Search Engine Friendly URLs

Search Engine Friendly URLs with mod_rewrite

Implementation:

mod_rewrite is an Apache module that allows you to use regular expressions within an .htaccess file to rewrite your URLs. It is certainly the most powerful and most flexible of the methods, but there is a bit of a learning curve to using it.

Regular expressions are how computers do complex pattern matching. Explaining them in detail is beyond the scope of this article, but suffice it to say they can appear cryptic at first and that can be intimidating. Also, they teach you in programming never to use regular expressions when you do not need to. The reason is that regular expressions require more computer power than other functions and so you don't want to use them unless absolutely necessary.

Now, I've never done any benchmarks on these methods, and I do not know of anyone who has, however my gut tells me that mod_rewrite, because of it's reliance on regular expressions, is likely a little slower than the other methods. That's just something to keep in mind.

Most Apache installatinos use mod_rewrite, but your hosting company might not, so be sure to check first before you put work into this method.

So again, if you had a URL like http://www.example.com/article.php?article=999&page_num=12 and you wanted to turn it into http://www.example.com/article/999/12 you could do this with mod_rewrite.

To do this you'd simply put the following in your .htaccess file:

RewriteEngine On
RewriteRule ^article/(.*)/(.*)/ /article.php?article=$1&page_num=$2

The first line turns mod_rewrite on. The second line is your first rule (you can have as many as needed). Each rule takes two arguments separated by a space. The first argument contains the URL format you want to use, and the second argument contains the URL format your backend requires.

First lets examine the first argument, ^article/(.*)/(.*)/. The carat, ^, simply marks the beginning, then the important things within this argument are inside the parenthesis. With regular expressions parenthesis indicate tagged expressions, or matches you want to use later. They are given numbers based on order of appearance, so the first set of parenthesis becomes tagged expression 1, the second #2.

Within these tagged expressions is a . and a *. The period indicates that the expression matches any character, and the asterisk indicates that it can match any number of times. So basically there are no limits with the string you can put in there. In short, with regular expressions periods are wildcards for any character, and asterisks mean unlimited matches.
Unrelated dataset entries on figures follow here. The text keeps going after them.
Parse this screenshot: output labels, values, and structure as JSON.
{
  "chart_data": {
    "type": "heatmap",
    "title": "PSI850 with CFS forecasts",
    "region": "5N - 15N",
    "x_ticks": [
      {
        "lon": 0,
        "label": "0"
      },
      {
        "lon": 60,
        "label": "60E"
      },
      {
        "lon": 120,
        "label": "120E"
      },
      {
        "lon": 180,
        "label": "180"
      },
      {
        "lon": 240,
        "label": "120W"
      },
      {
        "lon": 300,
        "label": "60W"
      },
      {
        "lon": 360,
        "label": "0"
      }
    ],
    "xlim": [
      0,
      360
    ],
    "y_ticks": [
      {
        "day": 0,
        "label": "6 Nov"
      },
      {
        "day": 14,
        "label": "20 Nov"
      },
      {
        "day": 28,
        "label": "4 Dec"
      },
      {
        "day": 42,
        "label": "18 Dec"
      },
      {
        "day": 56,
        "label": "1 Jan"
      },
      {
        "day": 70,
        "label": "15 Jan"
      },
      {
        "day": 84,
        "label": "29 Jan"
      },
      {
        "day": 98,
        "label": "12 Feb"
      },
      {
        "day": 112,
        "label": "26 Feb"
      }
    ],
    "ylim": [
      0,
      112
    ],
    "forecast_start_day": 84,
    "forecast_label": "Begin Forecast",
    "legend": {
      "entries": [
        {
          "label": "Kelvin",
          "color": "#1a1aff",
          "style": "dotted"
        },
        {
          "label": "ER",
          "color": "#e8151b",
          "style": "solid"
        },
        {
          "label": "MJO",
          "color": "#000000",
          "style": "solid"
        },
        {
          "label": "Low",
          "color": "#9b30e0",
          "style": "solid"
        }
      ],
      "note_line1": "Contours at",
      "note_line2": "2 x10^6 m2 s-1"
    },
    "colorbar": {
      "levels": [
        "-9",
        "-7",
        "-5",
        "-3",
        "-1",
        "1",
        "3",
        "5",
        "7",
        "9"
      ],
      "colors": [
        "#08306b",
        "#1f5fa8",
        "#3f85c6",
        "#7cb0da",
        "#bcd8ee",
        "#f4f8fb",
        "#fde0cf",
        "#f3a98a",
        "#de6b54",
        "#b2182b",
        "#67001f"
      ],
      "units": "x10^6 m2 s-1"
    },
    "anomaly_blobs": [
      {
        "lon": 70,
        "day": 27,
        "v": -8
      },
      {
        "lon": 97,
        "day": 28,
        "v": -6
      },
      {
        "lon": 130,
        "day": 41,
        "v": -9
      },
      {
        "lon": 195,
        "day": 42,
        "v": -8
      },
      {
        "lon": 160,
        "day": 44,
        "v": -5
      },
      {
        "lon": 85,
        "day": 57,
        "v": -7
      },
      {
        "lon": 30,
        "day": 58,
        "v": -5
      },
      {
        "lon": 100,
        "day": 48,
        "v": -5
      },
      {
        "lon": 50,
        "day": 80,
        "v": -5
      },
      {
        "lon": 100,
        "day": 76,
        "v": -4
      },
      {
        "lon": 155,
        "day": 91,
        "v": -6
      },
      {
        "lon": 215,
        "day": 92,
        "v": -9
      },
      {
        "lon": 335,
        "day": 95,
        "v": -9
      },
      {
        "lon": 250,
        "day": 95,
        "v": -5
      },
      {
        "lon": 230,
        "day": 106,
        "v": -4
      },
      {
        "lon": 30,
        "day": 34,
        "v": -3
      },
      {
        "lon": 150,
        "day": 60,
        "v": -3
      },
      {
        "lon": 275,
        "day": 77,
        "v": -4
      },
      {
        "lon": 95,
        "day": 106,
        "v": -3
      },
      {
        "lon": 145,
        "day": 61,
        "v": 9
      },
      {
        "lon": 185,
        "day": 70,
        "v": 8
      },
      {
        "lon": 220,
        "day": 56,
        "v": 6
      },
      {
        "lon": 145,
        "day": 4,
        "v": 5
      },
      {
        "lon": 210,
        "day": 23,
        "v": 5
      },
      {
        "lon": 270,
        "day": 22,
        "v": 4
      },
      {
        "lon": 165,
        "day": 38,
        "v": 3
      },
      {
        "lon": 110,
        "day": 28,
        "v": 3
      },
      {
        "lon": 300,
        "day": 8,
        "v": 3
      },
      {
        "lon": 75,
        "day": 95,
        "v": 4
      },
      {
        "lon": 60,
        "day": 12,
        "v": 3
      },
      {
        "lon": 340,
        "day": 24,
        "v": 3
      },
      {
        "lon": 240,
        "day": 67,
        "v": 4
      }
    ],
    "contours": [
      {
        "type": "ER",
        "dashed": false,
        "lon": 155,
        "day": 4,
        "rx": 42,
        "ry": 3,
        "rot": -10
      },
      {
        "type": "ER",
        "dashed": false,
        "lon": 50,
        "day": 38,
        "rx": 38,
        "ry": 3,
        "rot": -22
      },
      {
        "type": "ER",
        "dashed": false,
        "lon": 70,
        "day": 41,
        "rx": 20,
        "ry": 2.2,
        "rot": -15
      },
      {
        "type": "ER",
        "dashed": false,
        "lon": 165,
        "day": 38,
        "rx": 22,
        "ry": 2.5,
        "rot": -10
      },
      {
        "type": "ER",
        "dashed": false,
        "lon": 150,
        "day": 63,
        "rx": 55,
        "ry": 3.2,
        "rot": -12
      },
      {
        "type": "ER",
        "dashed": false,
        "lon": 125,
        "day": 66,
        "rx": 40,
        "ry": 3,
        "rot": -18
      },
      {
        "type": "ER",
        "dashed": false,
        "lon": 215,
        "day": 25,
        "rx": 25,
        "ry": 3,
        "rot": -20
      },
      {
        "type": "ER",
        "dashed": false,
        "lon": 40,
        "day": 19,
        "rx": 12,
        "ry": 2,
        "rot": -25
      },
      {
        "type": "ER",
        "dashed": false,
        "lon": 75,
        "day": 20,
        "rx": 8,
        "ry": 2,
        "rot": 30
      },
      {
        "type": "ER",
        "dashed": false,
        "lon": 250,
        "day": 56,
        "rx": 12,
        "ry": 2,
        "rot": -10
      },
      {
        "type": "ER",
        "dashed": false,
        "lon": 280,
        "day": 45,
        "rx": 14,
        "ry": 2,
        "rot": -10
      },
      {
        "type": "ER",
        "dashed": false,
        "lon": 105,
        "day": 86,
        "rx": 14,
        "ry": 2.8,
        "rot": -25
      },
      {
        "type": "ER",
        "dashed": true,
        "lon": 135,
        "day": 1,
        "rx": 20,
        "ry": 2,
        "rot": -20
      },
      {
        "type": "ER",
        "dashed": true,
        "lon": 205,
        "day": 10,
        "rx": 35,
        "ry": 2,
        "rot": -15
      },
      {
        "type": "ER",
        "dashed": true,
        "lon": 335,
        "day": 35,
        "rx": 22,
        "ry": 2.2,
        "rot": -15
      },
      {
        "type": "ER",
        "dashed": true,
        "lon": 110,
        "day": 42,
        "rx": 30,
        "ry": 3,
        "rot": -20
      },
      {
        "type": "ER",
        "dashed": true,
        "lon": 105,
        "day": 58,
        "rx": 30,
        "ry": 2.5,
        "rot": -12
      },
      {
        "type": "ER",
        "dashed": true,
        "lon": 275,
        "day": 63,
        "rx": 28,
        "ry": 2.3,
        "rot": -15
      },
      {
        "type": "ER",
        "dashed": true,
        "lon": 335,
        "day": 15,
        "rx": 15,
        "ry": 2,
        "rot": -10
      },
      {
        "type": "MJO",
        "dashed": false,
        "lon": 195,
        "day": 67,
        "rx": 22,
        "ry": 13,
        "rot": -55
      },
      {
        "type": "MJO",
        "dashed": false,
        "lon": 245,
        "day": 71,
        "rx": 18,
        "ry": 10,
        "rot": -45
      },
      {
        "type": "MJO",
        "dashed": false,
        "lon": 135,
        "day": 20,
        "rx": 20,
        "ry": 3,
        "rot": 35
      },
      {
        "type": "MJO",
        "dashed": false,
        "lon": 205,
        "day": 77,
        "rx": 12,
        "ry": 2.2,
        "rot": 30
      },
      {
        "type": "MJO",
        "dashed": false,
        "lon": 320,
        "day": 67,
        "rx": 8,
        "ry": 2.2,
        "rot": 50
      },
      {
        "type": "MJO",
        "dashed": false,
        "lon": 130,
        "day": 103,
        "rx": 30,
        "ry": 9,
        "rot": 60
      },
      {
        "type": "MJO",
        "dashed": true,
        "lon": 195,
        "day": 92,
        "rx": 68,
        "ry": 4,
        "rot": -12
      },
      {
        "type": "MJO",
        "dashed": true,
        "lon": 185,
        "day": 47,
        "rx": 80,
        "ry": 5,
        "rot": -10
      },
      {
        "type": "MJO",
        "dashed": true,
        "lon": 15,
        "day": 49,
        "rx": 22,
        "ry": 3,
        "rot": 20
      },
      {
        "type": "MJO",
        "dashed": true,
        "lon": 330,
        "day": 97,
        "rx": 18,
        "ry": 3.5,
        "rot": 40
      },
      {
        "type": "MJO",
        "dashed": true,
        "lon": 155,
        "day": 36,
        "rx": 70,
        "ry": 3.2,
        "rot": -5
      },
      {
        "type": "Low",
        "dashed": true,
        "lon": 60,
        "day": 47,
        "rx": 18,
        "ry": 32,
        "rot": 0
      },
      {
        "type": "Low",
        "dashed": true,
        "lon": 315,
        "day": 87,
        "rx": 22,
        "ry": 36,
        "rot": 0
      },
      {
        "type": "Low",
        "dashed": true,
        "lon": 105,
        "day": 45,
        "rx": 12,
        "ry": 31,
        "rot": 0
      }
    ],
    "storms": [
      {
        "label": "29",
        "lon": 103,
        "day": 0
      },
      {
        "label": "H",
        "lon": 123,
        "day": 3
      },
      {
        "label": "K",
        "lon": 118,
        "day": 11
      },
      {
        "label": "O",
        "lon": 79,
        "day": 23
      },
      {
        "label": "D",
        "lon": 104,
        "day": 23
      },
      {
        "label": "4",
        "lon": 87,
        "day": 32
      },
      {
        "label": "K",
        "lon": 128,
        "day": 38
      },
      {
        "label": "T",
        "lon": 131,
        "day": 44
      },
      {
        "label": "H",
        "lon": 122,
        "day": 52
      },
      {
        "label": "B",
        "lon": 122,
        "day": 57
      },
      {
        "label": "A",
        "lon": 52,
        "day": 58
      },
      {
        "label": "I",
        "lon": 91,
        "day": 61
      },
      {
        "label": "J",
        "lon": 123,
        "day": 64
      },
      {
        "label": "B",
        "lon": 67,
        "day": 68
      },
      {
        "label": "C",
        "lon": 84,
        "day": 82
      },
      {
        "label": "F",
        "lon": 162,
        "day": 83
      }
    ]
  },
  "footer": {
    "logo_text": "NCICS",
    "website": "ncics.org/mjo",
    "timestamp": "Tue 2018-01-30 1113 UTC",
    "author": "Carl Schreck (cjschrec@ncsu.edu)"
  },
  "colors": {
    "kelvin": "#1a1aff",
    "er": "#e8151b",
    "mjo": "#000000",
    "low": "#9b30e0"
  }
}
So, our first argument is saying to match URLs that contain article then a backslash, then any number of characters tagged as expression 1, then another backslash, then any number of characters tagged as expressions 2, then another backslash.

Our second argument, /article.php?article=$1&page_num=$2, is just like any other query string except you have access to the tagged expressions from argument #1 and you can feed these tagged expressions to your query string like normal variables as I marked in bold above. The first one is accessed as $1, the second one is accessed as $2. Its that easy.

The beauty of this method is that you have to do no special coding within your files themselves, it is all done within .htaccess. You just code your internal site links to use the URL format you want, then you write the rewrite code to take that format and turn it into a normal query string.

Drawback:

The main drawback of this method, and some will dispute that it is even a drawback, has already been mentioned above. Also, while mod_rewrite can be made to do practically anything, the fact is that the code required to do more complicated rewriting is much more complicated and novices will likely be confused and intimidated by it.